Beijing, November 8th - 14th, 2002
Some 2,114 delegates gathered in the Great Hall of the People in Beijing for one of the most significant political events in the world this year - where the party that rules the lives of a quarter of the world's population sums up its achievements to date and sets out its work programme for the next five years (which is the time interval between CPC National Congresses in the modern era).
Another significant item on the agenda was personnel changes, and it is this that has excited most interest both here and abroad - as was widely predicted, Party leader Jiang Zemin (江泽民) stepped down to make way for his younger protegé Hu Jintao(胡锦涛). Along with Jiang went all but one of the Party's Central Committee, in a hard fought deal that saw both hardliner Li Peng (李鹏) and the relative liberals Zhu Rongji (朱镕基) and Li Ruihuan (李瑞环) hand over to younger men (and for the first time since the 1970s a woman too - Wu Yi , former trade minister joined an expanded Politburo). Factional in-fighting between cliques centred around Li Peng and Zhu Rongji has been a feature of Chinese politics for some years. The number of members of the Politburo has been increased from seven to nine, with analysts saying that at least five can be considered placemen for Jiang Zemin, as he hopes to continue to exercise power from behind the scenes.
This Congress is seen as marking an important transition in more than just musical chairs in the Politburo. Jiang's willingness to step down lies in the fact that he sees his political legacy as secured, with this Congress formalising that fact (indeed, his political theory of 'the Three Represents, was formally added to the Party constitution, placing on a par with Mao Zedong thought and Deng Xiaoping theory).
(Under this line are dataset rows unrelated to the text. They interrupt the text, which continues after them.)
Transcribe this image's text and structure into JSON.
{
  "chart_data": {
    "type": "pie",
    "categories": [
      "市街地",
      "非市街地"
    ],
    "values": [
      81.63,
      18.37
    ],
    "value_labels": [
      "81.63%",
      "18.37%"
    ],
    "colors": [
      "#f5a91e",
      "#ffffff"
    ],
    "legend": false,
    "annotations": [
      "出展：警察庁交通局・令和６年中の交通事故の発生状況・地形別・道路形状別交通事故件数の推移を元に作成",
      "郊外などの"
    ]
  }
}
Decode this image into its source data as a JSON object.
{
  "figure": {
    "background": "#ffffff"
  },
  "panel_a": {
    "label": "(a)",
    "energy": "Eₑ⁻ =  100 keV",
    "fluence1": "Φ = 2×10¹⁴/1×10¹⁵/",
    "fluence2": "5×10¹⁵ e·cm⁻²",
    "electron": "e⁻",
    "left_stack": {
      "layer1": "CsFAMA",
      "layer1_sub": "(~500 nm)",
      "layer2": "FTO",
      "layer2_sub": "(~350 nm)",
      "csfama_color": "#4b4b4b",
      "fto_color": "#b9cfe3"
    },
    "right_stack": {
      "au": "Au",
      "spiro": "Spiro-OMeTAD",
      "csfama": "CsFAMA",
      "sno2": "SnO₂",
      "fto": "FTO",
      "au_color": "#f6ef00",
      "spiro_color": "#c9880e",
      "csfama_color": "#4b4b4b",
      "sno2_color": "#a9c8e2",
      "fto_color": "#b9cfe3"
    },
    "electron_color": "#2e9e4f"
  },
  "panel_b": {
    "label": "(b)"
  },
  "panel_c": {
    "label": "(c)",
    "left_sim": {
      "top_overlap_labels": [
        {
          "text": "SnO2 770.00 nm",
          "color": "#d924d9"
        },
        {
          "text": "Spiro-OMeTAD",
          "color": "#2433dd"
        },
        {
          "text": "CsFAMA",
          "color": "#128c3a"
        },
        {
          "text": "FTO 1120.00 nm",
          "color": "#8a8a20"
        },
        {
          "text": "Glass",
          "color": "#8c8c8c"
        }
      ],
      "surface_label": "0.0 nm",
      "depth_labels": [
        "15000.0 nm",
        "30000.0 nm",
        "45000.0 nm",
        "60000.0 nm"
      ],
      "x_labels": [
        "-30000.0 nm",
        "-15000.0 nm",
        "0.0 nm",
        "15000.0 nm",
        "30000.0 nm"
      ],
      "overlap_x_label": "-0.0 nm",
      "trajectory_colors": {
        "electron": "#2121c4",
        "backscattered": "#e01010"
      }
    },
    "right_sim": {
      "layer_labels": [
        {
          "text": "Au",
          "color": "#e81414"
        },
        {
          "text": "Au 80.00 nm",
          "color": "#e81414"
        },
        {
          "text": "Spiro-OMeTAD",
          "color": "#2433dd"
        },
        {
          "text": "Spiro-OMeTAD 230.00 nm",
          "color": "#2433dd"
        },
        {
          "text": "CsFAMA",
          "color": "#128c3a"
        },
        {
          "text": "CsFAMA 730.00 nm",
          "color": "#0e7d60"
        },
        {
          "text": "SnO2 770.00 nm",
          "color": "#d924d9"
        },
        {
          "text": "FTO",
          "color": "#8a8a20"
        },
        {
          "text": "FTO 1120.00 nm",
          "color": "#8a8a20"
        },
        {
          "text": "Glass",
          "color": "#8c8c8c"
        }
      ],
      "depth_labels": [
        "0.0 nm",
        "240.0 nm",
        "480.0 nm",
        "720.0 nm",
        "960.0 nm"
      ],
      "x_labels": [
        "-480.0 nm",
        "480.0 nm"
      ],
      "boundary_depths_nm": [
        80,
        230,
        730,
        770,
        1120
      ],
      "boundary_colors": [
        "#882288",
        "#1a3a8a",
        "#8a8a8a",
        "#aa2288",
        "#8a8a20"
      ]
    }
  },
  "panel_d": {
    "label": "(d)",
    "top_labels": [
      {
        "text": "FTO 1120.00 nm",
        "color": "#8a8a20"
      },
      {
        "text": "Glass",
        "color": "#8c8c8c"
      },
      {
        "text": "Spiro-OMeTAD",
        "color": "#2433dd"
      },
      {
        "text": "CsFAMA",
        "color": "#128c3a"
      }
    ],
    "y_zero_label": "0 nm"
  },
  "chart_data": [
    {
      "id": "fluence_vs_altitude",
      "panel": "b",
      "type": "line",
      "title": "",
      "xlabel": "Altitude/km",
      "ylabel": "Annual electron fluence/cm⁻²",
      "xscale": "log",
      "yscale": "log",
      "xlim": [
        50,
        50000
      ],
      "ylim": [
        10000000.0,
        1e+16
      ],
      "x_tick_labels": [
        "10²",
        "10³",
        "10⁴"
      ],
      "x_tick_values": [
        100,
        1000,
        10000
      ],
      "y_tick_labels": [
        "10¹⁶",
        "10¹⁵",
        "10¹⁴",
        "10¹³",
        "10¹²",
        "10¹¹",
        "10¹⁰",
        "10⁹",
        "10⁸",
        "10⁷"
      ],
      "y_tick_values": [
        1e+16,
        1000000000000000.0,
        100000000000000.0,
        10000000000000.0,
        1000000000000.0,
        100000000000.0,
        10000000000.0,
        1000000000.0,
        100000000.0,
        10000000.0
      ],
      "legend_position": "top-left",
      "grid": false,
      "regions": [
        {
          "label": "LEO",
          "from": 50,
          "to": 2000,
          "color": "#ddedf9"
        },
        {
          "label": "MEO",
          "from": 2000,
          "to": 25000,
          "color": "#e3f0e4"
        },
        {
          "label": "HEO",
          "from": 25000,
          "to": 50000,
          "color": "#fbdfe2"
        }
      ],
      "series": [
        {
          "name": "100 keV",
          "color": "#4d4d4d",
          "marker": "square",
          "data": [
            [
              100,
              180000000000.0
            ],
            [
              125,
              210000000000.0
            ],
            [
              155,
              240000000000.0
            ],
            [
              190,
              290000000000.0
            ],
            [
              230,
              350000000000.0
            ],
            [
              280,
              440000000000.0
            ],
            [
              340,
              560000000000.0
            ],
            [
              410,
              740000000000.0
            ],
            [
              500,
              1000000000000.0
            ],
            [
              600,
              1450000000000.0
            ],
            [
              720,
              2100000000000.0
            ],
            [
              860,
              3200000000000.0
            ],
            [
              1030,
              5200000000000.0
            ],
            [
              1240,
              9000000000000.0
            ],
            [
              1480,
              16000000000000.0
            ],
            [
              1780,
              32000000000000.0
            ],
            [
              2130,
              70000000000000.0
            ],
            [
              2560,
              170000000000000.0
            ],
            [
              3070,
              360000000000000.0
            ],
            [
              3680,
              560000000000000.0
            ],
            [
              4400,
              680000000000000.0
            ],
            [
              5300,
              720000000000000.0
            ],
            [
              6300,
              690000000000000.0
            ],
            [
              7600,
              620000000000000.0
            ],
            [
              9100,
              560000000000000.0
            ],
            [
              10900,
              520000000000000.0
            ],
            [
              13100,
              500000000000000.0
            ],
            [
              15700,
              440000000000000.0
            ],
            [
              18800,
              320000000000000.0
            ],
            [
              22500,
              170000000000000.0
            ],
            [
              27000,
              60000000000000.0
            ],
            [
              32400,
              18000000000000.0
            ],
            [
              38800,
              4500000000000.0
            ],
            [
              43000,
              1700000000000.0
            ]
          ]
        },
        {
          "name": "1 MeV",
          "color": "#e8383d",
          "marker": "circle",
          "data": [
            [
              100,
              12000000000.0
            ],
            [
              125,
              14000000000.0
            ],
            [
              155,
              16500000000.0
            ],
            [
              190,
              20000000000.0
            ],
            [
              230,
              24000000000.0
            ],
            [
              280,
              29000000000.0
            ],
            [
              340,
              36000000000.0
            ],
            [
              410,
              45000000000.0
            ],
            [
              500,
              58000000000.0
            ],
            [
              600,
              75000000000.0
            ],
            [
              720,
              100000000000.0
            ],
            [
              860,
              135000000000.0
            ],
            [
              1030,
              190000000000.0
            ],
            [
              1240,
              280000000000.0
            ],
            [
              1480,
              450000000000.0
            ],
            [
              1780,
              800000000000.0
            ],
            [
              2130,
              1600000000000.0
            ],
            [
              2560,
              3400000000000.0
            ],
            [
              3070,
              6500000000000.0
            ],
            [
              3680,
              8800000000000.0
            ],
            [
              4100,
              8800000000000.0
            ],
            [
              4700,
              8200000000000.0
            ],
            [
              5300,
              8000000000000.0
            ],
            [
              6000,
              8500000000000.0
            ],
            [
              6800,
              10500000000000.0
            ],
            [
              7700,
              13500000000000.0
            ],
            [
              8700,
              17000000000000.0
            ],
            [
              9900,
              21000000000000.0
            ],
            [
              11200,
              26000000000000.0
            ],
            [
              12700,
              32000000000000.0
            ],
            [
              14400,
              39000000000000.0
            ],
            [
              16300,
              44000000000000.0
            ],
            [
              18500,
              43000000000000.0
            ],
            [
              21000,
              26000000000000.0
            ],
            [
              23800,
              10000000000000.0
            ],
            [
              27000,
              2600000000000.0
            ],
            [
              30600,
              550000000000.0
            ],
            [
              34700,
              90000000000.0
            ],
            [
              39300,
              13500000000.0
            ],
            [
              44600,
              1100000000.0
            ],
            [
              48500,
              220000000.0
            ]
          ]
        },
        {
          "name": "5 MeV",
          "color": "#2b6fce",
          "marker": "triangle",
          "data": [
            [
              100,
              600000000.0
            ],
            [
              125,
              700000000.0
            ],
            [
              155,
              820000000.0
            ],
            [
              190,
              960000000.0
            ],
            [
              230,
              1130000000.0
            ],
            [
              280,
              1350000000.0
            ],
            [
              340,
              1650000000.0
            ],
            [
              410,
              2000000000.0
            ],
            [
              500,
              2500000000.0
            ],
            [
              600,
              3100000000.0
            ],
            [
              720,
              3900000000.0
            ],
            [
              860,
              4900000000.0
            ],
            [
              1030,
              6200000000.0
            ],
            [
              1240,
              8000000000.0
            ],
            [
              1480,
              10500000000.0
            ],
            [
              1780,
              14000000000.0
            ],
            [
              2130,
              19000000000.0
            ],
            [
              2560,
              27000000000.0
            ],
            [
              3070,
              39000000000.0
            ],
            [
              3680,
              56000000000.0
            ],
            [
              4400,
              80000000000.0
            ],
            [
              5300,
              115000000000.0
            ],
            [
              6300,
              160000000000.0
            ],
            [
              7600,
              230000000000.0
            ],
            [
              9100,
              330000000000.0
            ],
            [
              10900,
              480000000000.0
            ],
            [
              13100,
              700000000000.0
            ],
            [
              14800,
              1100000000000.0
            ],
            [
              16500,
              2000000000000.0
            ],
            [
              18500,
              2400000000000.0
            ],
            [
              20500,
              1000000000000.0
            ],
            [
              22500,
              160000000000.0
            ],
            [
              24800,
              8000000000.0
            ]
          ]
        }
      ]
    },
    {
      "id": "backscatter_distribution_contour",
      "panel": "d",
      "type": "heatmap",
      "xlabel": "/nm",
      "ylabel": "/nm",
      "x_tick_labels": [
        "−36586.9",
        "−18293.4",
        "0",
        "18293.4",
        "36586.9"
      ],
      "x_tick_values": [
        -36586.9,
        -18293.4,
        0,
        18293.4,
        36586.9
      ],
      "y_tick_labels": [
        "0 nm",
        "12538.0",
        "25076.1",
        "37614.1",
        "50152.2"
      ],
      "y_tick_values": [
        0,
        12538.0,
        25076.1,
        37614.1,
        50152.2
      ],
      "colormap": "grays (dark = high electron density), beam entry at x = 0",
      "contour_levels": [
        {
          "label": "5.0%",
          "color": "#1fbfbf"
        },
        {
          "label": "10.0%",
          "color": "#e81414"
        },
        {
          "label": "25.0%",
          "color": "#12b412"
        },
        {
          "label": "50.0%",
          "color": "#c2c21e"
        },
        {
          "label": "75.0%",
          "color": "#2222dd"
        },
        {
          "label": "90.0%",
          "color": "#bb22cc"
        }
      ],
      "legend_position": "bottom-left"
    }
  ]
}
His Third Generation leadership (after Mao Zedong (毛泽东) and Deng Xiaoping (邓小平)) has finally jettisoned all but the merest formality of communism and remoulded itself as a pragmatic party that can deliver continued economic growth (and continued monopoly of political power). John Gittings, the Guardian's China correspondent notes that in his keynote report to Congress on the opening day, Jiang failed to make the customary reference to the ultimate goal of communism, a first for such a speech.
In his opening day report (delivered on the 8th November), Jiang chose to sum up not just the last five years, as is usual, but the whole legacy of his thirteen years at the top. Some highlights of what he said include:
- Laying claim to being the first Communist Party to successfully create a 'socialist market economy', and linking the party's continued political legitimacy to this achievement. The Party's slogan, closely associated with Jiang, is to 'move with the times' (与时具进), placing pragmatism higher than ideology, or perhaps making pragmatism the ideology would be better.
- As noted above, the elevation of his own 'important thinking' - the 'theory of the Three Represents' (三个代表) - to the pantheon of Party doctrine. This is a further turning away from any semblance of orthodox Marxism - the party will now represent all the 'advanced productive forces in society', including private business entrepreneurs, who are now welcome to join what was once the dictatorship of the proletariat. The other two things the Party will 'represent' are 'the interests of the broadest mass of the Chinese nation' and 'advanced forces in science, technology and culture'. Don't worry if this sounds impossibly vague, not many Chinese people are sure what it's supposed to mean either, despite endless study sessions for cadres up and down the country.
- Emphasising again the Party's historical mission to unite China, and reserving the right to use force against Taiwan should she declare independence.
- Welcoming globalisation and seeing opportunities for China in the process (she has been a member of the WTO for a year now).
- Whilst making some vague references to 'citizen participation', no hint of political reform beyond continued experimentation with direct elections at grassroots level (village, township and urban resident committees).
At the time of this revision (24th November), reaction to the Congress is a mix of praise for the first peaceful transfer of power in modern China, and despair at the conservative nature of the change. Despite China's numerous problems, meaningful political reform seems still a distant prospect - and without reform, widening gaps in wealth and a lack of social justice look set to continue. Bao Tong, a senior official arrested for his support for the democracy movement in 1989 (and still under house arrest today) lamented this lost opportunity for reform, and pointed out that whilst the Party uses the perceived need for stability as an excuse for glacially slow political change, it is precisely the Party's monopoly of power that has been behind most of the crises in modern China.
I'd like to note here that whilst the significance of the Party in Chinese political life can hardly be overemphasised, governance in China is not the monolith it may appear to outsiders, and various interest constituencies, political, economic and regional all contest policy. Sadly, as currently constituted, the mechanism most excludes the poorest and weakest (hardly, it must be said, a phenomenon unique to China). Citizens have not been allowed to lobby their delegates. Whilst trumpeting its achievements in the period of 'reform and opening' (改革开放), the Party rules an increasingly polarised country - almost 20% live below the World Bank poverty line of USD 1 per day (including many newly impoverished urban workers), and disparities between the wealthy coastal provinces of the east and the 'backward' western interior continue to grow. Amidst the optimism and self-congratulation, the Party is well aware that it faces difficult challenges as it prepares its first work programme of the new century.